Otoritas Pembangunan Agra (ADA) akan memulai proyek mega infrastruktur dengan pembangunan pusat logistik canggih di desa Mudhera, terletak di tenggara Jalan Gwalior di kota Taj.

Proyek yang diperkirakan menelan biaya Rs 570 crore ini bertujuan untuk meningkatkan kemampuan logistik dan transportasi kawasan secara signifikan.

“Dewan telah meloloskan proposal untuk pusat logistik di Mudhera. Modal Awal diperlukan untuk pembelian tanah, dan proposal tersebut akan dikirim ke pemerintah untuk disetujui”, kata Shraddha Shandilya, Sekretaris ADA. “Setelah persetujuan yang diperlukan diperoleh, proses pembebasan lahan akan dimulai, membuka jalan bagi proyek transformatif ini.”

ADA menyetujui proposal proyek tersebut pada rapat dewan ke-143. Garis besar keuangan terperinci mencakup pengeluaran sebesar Rs 4.000 per meter persegi untuk pembebasan lahan dan Rs 2.500 per meter persegi untuk pembangunan. Harga jual tanah tersebut diperkirakan berkisar Rp 13.000 per meter persegi, cukup kompetitif mengingat nilai pasar saat ini di wilayah tersebut berkisar Rp 25.000 hingga Rp 30.000 per meter persegi.

Pusat logistik ini direncanakan seluas 88 hektar di Mudhera dan akan ditempatkan secara strategis hanya satu kilometer dari kota-kota baru yang diusulkan di Kakua dan Bhandai.

Proyek ini dibagi menjadi dua komitmen keuangan utama – Rs 350 crore akan dialokasikan untuk pembebasan lahan, sedangkan sisanya Rs 220 crore akan digunakan untuk pekerjaan pembangunan. Investasi besar ini diharapkan dapat mengurangi kemacetan jalan-jalan kota dengan mengurangi jumlah truk barang yang melewatinya.

Untuk memfasilitasi pembangunan pusat logistik, ADA akan membeli tanah dari petani lokal berdasarkan kesepakatan bersama, dan menawarkan paket kompensasi empat kali lipat dari tarif lingkaran saat ini yaitu Rs 70 lakh per hektar.
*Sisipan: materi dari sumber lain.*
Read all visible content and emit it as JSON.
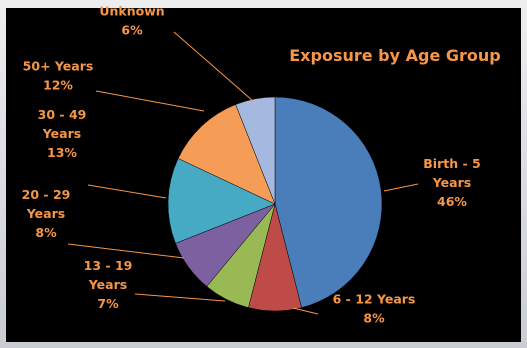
{
  "chart_data": {
    "type": "pie",
    "title": "Exposure by Age Group",
    "slices": [
      {
        "label_lines": [
          "Birth - 5",
          "Years"
        ],
        "percent_label": "46%",
        "value": 46,
        "color": "#4a7ebb"
      },
      {
        "label_lines": [
          "6 - 12 Years"
        ],
        "percent_label": "8%",
        "value": 8,
        "color": "#be4b48"
      },
      {
        "label_lines": [
          "13 - 19",
          "Years"
        ],
        "percent_label": "7%",
        "value": 7,
        "color": "#98b954"
      },
      {
        "label_lines": [
          "20 - 29",
          "Years"
        ],
        "percent_label": "8%",
        "value": 8,
        "color": "#7d60a0"
      },
      {
        "label_lines": [
          "30 - 49",
          "Years"
        ],
        "percent_label": "13%",
        "value": 13,
        "color": "#46aac4"
      },
      {
        "label_lines": [
          "50+ Years"
        ],
        "percent_label": "12%",
        "value": 12,
        "color": "#f59d56"
      },
      {
        "label_lines": [
          "Unknown"
        ],
        "percent_label": "6%",
        "value": 6,
        "color": "#a5b8e0"
      }
    ],
    "label_color": "#f79646",
    "background": "#000000",
    "legend": "none"
  }
}
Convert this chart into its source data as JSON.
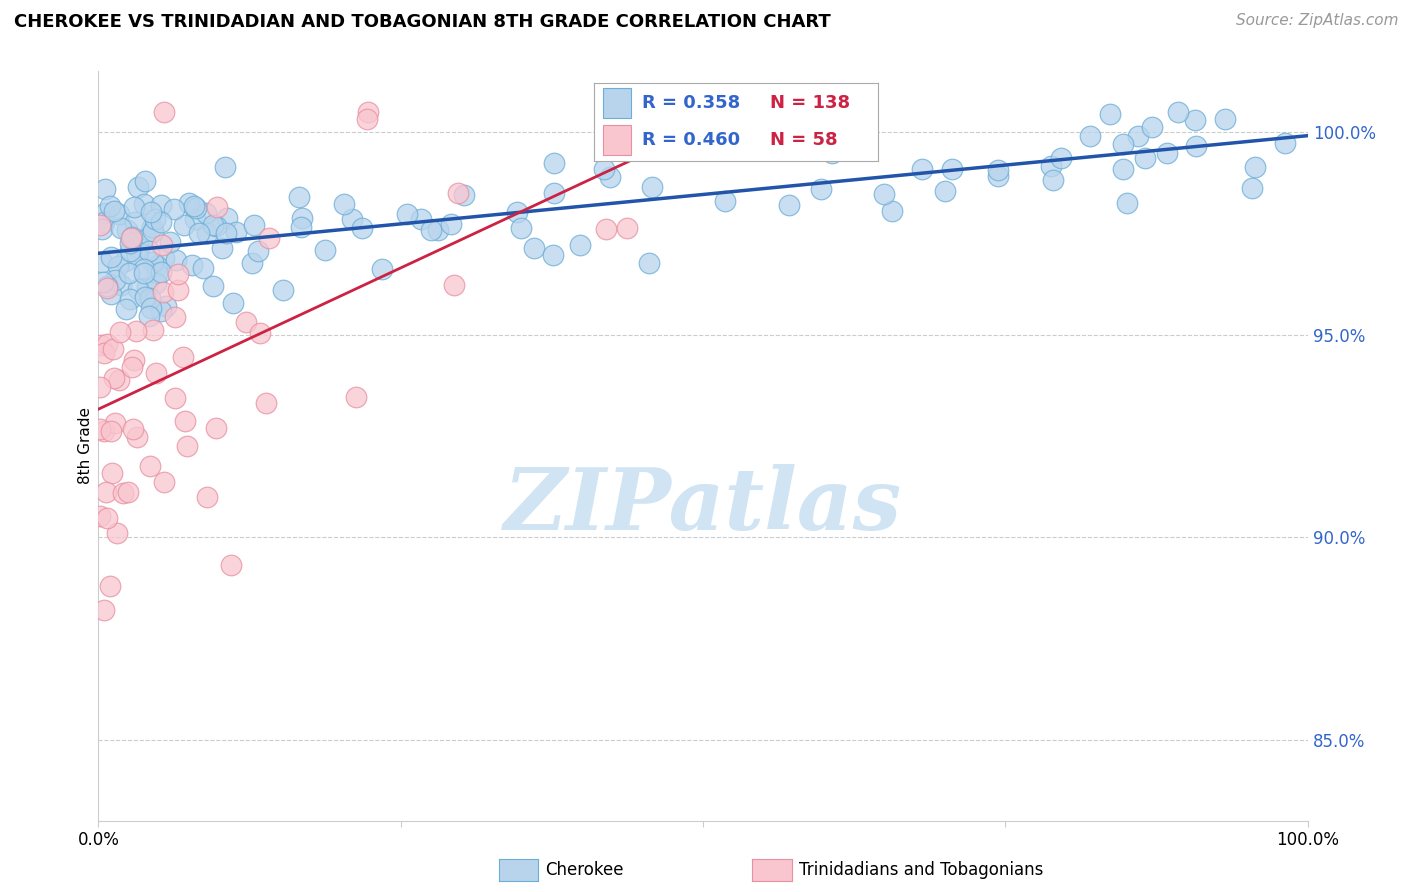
{
  "title": "CHEROKEE VS TRINIDADIAN AND TOBAGONIAN 8TH GRADE CORRELATION CHART",
  "source": "Source: ZipAtlas.com",
  "ylabel": "8th Grade",
  "blue_R": 0.358,
  "blue_N": 138,
  "pink_R": 0.46,
  "pink_N": 58,
  "blue_color": "#b8d4ed",
  "blue_edge": "#6baed6",
  "pink_color": "#f9c6d0",
  "pink_edge": "#e88fa0",
  "blue_line_color": "#2255aa",
  "pink_line_color": "#cc2244",
  "legend_label_blue": "Cherokee",
  "legend_label_pink": "Trinidadians and Tobagonians",
  "ylim_min": 83.0,
  "ylim_max": 101.5,
  "xlim_min": 0.0,
  "xlim_max": 100.0,
  "ytick_vals": [
    85.0,
    90.0,
    95.0,
    100.0
  ],
  "ytick_labels": [
    "85.0%",
    "90.0%",
    "95.0%",
    "100.0%"
  ],
  "xtick_vals": [
    0,
    25,
    50,
    75,
    100
  ],
  "xtick_labels": [
    "0.0%",
    "",
    "",
    "",
    "100.0%"
  ],
  "grid_color": "#cccccc",
  "watermark_text": "ZIPatlas",
  "watermark_color": "#d0e4f4",
  "title_fontsize": 13,
  "source_fontsize": 11,
  "tick_fontsize": 12,
  "ylabel_fontsize": 11
}
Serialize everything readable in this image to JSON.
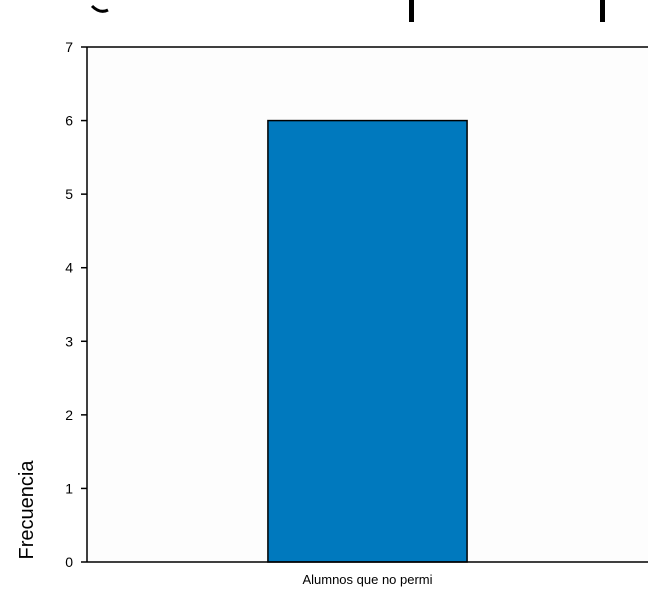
{
  "chart_data": {
    "type": "bar",
    "categories": [
      "Alumnos que no permi"
    ],
    "values": [
      6
    ],
    "xlabel": "",
    "ylabel": "Frecuencia",
    "ylim": [
      0,
      7
    ],
    "yticks": [
      0,
      1,
      2,
      3,
      4,
      5,
      6,
      7
    ],
    "grid": false,
    "colors": {
      "bar": "#0079BE",
      "plot_bg": "#FDFDFD",
      "axis": "#000000"
    }
  }
}
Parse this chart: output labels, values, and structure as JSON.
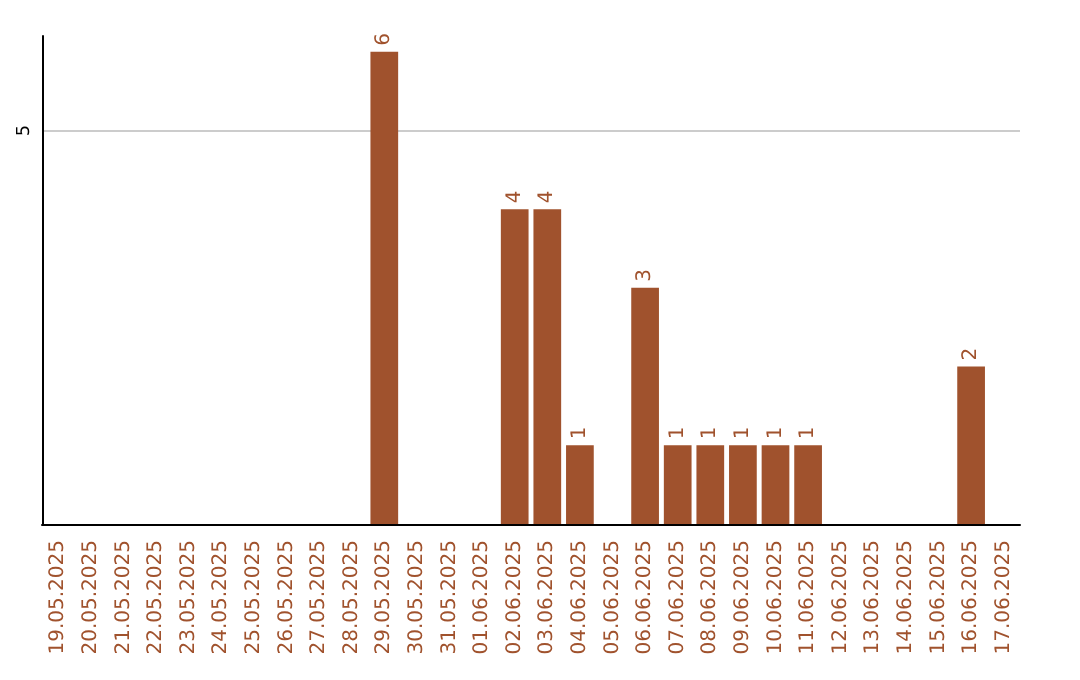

Artinya, ADA akan mengeluarkan Rs 350 crore hanya untuk pembebasan lahan yang dibutuhkan.

Salah satu keunggulan utama pusat logistik ini adalah lokasinya yang strategis dan konektivitas yang sangat baik.

Letaknya hanya satu kilometer dari stasiun kereta Bhandai dan mudah diakses melalui jalan layanan jalan lingkar dalam. Lokasi hub akan memastikan akses cepat ke rute-rute utama termasuk Jalan Tol Agra-Lucknow, Jalan Tol Yamuna, dan Jalan Raya Jaipur. Jalan lingkar dalam memfasilitasi perjalanan cepat selama 10 menit ke Jalan Fatehabad, yang akan meningkatkan efisiensi logistik dan konektivitas hub ke kota-kota besar seperti Mathura, Delhi, Jaipur, dan Lucknow.

Dalam Rencana Induk Agra 2031, kawasan Mudhera telah ditetapkan sebagai kawasan industri sehingga ideal sebagai pusat logistik.

Klasifikasi ini menggarisbawahi komitmen kota terhadap pengembangan industri dan peningkatan infrastruktur. Dengan mengembangkan pusat logistik ini, ADA bertujuan untuk mempercepat pertumbuhan ekonomi dan aktivitas industri lebih lanjut di wilayah tersebut.

Proposal untuk pusat logistik menggarisbawahi visi ADA untuk mengubah Agra menjadi pusat logistik, yang mampu mendukung kegiatan industri yang luas. Dengan selesainya proyek ini, Agra diharapkan dapat merasakan manfaat ekonomi yang signifikan, termasuk penciptaan lapangan kerja dan peningkatan infrastruktur transportasi.